Les cultures génétiquement modifiées Bt produisent un insecticide naturel issu de la bactérie Bacillus thuringiensis, mais les insectes nuisibles, comme les chenilles, développent une résistance de plus en plus rapide.
L'an dernier, les agriculteurs mondiaux ont semé près de 100 millions d'hectares de maïs, coton et soja Bt, soit plus de 30 fois la surface de la Belgique. Introduites en 1996, ces cultures intègrent un gène bactérien produisant une protéine létale pour les ravageurs. Pourtant, selon une étude américaine publiée dans Nature Biotechnology, la résistance des insectes s'accélère alarmamment.
Les chercheurs ont analysé 36 cas d'interactions entre insectes et cultures Bt, impliquant 15 espèces de ravageurs dans 10 pays (hors Antarctique). En Europe, le maïs Bt est cultivé notamment en Espagne. En 2005, seulement 3 cas de résistance étaient recensés ; en 2016, ils atteignaient 16. Le délai pour développer cette résistance diminue aussi. Dans les 20 autres cas, aucune résistance grave n'a été observée.
Toutes les cultures Bt ne synthétisent pas la même protéine, mais une résistance à l'une confère souvent une tolérance croisée à des variantes similaires, expliquant cette accélération. Des cultures Bt à protéine innovante et structure différente émergent toutefois sur le marché.

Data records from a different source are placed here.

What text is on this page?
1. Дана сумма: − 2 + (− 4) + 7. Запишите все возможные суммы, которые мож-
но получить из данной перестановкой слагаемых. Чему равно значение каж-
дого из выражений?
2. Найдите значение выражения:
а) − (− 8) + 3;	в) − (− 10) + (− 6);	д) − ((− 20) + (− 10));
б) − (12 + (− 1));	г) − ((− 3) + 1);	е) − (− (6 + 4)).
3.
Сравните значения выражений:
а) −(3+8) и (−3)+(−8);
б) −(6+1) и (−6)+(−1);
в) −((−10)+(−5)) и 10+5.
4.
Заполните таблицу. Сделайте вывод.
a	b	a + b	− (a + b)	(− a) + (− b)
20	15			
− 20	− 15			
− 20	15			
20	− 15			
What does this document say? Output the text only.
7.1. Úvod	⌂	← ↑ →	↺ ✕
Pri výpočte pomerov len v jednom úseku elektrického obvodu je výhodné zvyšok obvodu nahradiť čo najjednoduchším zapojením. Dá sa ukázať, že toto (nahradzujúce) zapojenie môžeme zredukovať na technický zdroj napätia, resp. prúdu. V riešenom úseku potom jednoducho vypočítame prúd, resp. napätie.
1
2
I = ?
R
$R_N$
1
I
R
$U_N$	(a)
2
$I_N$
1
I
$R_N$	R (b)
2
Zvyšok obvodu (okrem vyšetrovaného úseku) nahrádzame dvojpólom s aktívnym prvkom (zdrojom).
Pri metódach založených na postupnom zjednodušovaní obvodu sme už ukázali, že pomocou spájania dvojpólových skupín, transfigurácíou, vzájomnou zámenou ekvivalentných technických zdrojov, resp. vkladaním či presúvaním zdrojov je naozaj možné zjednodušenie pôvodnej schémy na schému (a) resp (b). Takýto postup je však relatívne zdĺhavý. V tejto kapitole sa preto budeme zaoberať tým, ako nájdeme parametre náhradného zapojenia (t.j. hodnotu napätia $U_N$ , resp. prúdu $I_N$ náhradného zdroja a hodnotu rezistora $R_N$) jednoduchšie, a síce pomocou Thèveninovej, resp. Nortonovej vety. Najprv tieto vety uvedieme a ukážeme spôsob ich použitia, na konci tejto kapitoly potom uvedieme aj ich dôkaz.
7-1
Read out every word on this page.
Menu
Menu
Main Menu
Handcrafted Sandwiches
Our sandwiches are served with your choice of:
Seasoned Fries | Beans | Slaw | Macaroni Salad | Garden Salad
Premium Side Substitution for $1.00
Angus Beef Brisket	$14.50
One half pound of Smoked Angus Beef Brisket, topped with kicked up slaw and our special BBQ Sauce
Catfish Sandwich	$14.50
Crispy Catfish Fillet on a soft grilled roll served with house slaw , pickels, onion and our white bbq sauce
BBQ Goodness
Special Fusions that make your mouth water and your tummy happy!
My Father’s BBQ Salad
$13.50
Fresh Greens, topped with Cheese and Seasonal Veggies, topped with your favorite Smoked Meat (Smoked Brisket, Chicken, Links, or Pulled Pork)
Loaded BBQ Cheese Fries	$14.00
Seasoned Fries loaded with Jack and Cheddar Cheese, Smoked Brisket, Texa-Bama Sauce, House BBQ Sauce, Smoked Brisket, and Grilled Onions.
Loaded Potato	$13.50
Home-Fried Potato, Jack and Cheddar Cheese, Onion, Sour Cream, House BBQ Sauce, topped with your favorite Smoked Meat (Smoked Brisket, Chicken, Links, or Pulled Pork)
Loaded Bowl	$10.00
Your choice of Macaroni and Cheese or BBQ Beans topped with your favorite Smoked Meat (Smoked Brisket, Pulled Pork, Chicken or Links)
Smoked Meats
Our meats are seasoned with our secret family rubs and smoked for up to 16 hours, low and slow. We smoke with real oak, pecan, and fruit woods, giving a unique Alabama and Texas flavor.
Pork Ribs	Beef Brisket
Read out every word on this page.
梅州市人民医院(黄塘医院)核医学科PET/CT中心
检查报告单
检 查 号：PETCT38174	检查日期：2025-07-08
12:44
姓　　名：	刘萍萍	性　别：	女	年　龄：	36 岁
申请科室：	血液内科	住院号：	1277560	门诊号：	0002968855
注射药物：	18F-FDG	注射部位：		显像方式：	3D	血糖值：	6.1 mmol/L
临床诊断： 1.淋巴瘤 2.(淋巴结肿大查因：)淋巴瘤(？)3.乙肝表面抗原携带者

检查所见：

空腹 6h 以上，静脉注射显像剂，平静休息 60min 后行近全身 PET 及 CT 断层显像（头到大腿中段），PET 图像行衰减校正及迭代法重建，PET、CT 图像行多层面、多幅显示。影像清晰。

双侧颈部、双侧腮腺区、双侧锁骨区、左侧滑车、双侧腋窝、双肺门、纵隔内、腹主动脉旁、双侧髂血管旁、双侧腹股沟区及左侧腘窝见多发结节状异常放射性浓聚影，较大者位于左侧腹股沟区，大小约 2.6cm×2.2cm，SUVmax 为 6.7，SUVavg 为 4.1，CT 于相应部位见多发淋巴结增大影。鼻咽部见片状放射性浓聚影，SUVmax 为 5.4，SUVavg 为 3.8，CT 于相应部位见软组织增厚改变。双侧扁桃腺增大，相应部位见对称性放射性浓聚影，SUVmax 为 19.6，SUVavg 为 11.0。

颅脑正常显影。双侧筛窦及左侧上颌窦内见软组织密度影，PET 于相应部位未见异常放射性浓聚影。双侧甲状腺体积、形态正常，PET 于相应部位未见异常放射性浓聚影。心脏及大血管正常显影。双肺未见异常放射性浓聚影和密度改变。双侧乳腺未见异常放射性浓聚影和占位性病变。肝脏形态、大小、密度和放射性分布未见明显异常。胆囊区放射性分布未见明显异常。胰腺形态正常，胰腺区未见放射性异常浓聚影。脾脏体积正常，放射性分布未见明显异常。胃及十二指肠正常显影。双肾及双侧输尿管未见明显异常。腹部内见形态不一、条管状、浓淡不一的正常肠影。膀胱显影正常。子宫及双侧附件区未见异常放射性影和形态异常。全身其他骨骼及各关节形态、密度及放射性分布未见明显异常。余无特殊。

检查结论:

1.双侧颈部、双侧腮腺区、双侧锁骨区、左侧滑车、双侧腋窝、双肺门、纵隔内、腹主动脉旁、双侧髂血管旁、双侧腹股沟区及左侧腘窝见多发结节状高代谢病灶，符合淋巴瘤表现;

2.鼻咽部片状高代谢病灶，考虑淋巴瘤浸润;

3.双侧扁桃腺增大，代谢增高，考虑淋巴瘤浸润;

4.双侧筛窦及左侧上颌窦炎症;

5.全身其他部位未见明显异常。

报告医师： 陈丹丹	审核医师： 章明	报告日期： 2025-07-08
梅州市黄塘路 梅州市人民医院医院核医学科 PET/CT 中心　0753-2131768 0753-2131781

Ce phénomène n'est pas surprenant : la sélection naturelle favorise les mutants résistants face à un insecticide massif, comme pour les antibiotiques et les bactéries.
Pour préserver l'efficacité, les experts préconisent des bandes de cultures non-Bt adjacentes. Cela augmente les croisements entre insectes résistants et sensibles, diluant la résistance dans la descendance.
La résistance croissante ne condamne pas les OGM Bt, tempèrent les scientifiques. « Les ravageurs sont adaptables et résistent à tout insecticide utilisé à grande échelle », note Bruce Tabashnik (Université de l'Arizona). « Plus de 10 000 cas de résistance sont documentés chez 500 espèces. Il faut des stratégies pour la retarder et innover durablement. »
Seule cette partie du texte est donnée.